Das Buch in einem Satz: Urlaub, Heimat, Familie, gutes Essen, Mord, Jugendfreunde, alte Liebe, Geburtstag und eine Reihe von Problemen.
So gestaltet sich Angermüllers dritter Fall.
Eigentlich will der fränkische Genießerkommissar nur Urlaub in seiner Heimat machen um den runden Geburtstag seiner Mutter zu feiern. Doch dann stolpert er doch glatt weg in einen Mord in dem alte Freunde von ihm verwickelt sind. Und als ob das nicht genug ist triff Georg auch noch auf eine alte Flamme.
Im Grunde genommen hätte das ein netter Krimi sein können, wenn man mal die Möglichkeit zum spekulieren gehabt hätte wer der Mörder sein könnte. Doch alle die als Verdächtige herhalten sollten hatten für mich kein wirkliches Motiv. Gut der Vater ist ein Tyrann gewesen, aber wirklich Hass konnte ich nicht bei den Töchtern nachempfinden. Auch der Schwiegersohn war mir zu gleichgültig dargestellt.

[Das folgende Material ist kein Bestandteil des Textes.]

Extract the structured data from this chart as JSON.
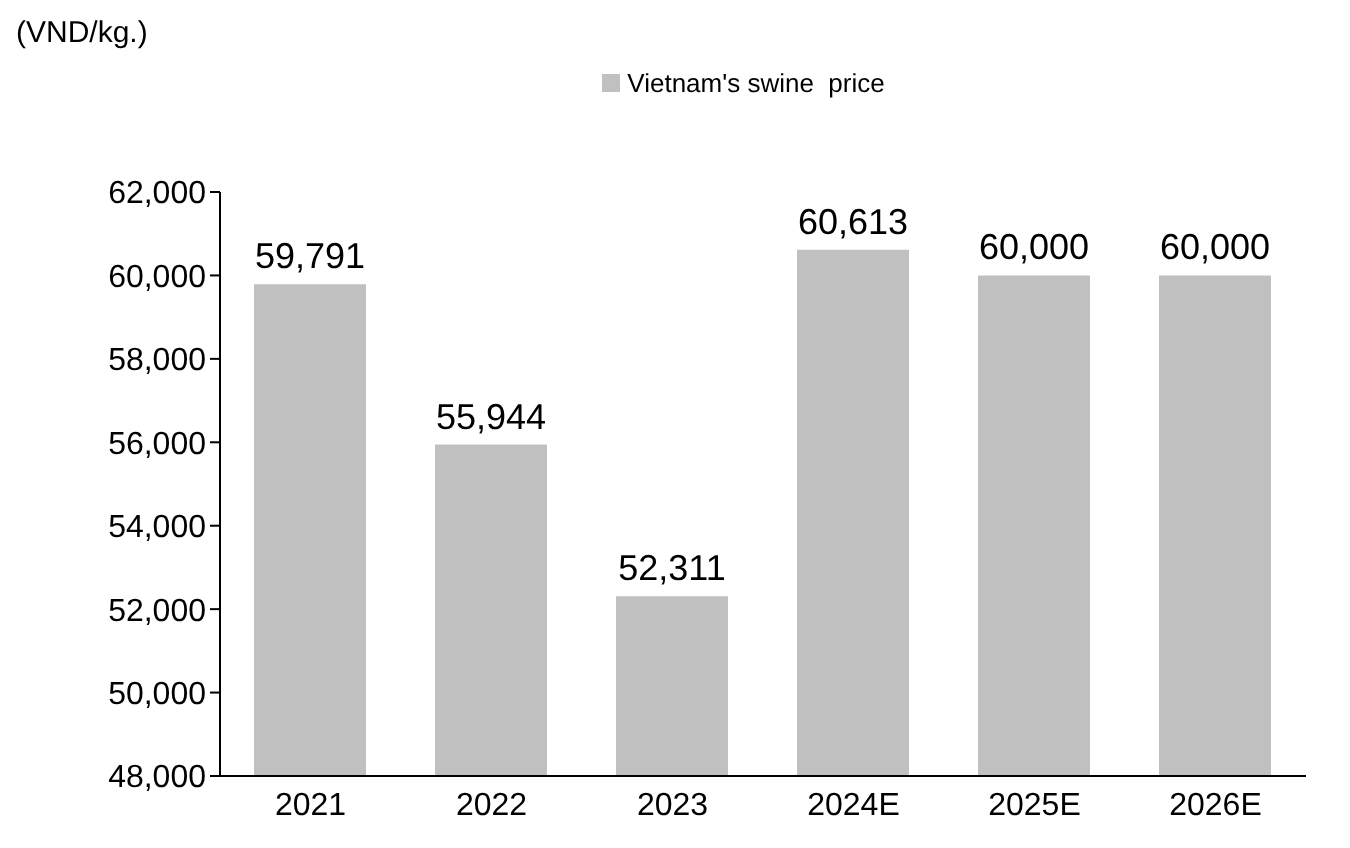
{
  "chart_data": {
    "type": "bar",
    "ylabel": "(VND/kg.)",
    "categories": [
      "2021",
      "2022",
      "2023",
      "2024E",
      "2025E",
      "2026E"
    ],
    "series": [
      {
        "name": "Vietnam's swine  price",
        "color": "#c0c0c0",
        "values": [
          59791,
          55944,
          52311,
          60613,
          60000,
          60000
        ],
        "value_labels": [
          "59,791",
          "55,944",
          "52,311",
          "60,613",
          "60,000",
          "60,000"
        ]
      }
    ],
    "ylim": [
      48000,
      62000
    ],
    "yticks": [
      {
        "value": 48000,
        "label": "48,000"
      },
      {
        "value": 50000,
        "label": "50,000"
      },
      {
        "value": 52000,
        "label": "52,000"
      },
      {
        "value": 54000,
        "label": "54,000"
      },
      {
        "value": 56000,
        "label": "56,000"
      },
      {
        "value": 58000,
        "label": "58,000"
      },
      {
        "value": 60000,
        "label": "60,000"
      },
      {
        "value": 62000,
        "label": "62,000"
      }
    ],
    "legend": "top",
    "grid": false
  }
}
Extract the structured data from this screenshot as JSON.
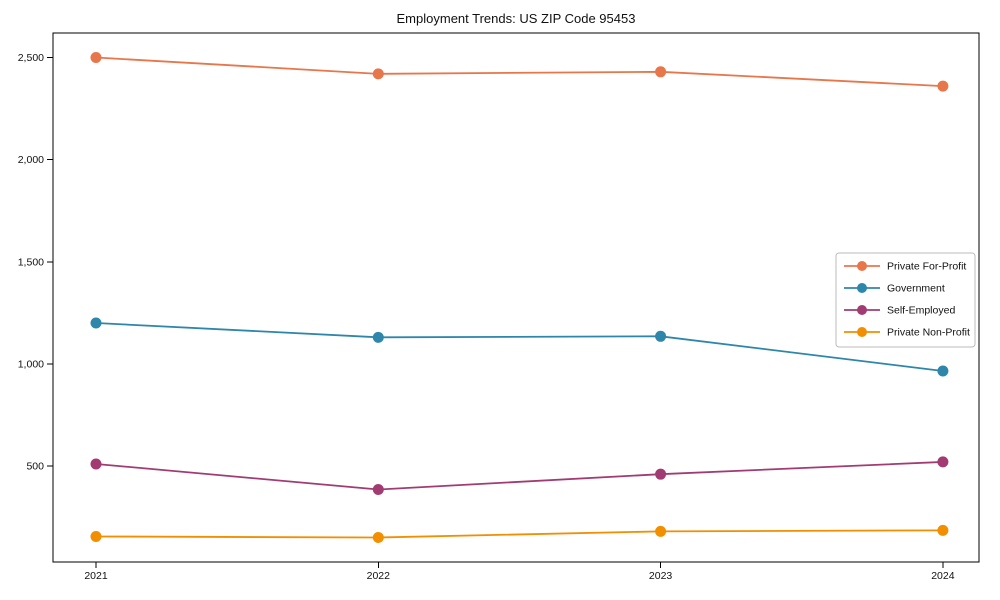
{
  "chart_data": {
    "type": "line",
    "title": "Employment Trends: US ZIP Code 95453",
    "x": [
      2021,
      2022,
      2023,
      2024
    ],
    "x_tick_labels": [
      "2021",
      "2022",
      "2023",
      "2024"
    ],
    "series": [
      {
        "name": "Private For-Profit",
        "color": "#E8764B",
        "values": [
          2500,
          2420,
          2430,
          2360
        ]
      },
      {
        "name": "Government",
        "color": "#2E86AB",
        "values": [
          1200,
          1130,
          1135,
          965
        ]
      },
      {
        "name": "Self-Employed",
        "color": "#A23B72",
        "values": [
          510,
          385,
          460,
          520
        ]
      },
      {
        "name": "Private Non-Profit",
        "color": "#F18F01",
        "values": [
          155,
          150,
          180,
          185
        ]
      }
    ],
    "yticks": [
      500,
      1000,
      1500,
      2000,
      2500
    ],
    "ytick_labels": [
      "500",
      "1,000",
      "1,500",
      "2,000",
      "2,500"
    ],
    "ylim": [
      30,
      2620
    ],
    "grid": false,
    "legend_position": "center-right",
    "marker": "circle",
    "spine_color": "#000000",
    "legend_border_color": "#bbbbbb",
    "background_color": "#ffffff"
  }
}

Die Charaktere waren in diesem Buch einfach zu flach.
Mir hat einfach die Spannung in dem Buch gefehlt und was mir gehörig auf den Keks ging, der fränkische Dialekt. Vielleicht lag das aber auch nur daran das ich genau aus der entgegengesetzten Region komme.

Mein Fazit:
Eine kleines Familiendrama ohne Spannung für langweilige Nachmittag an dem man nichts besser zu tun hat als zu lesen.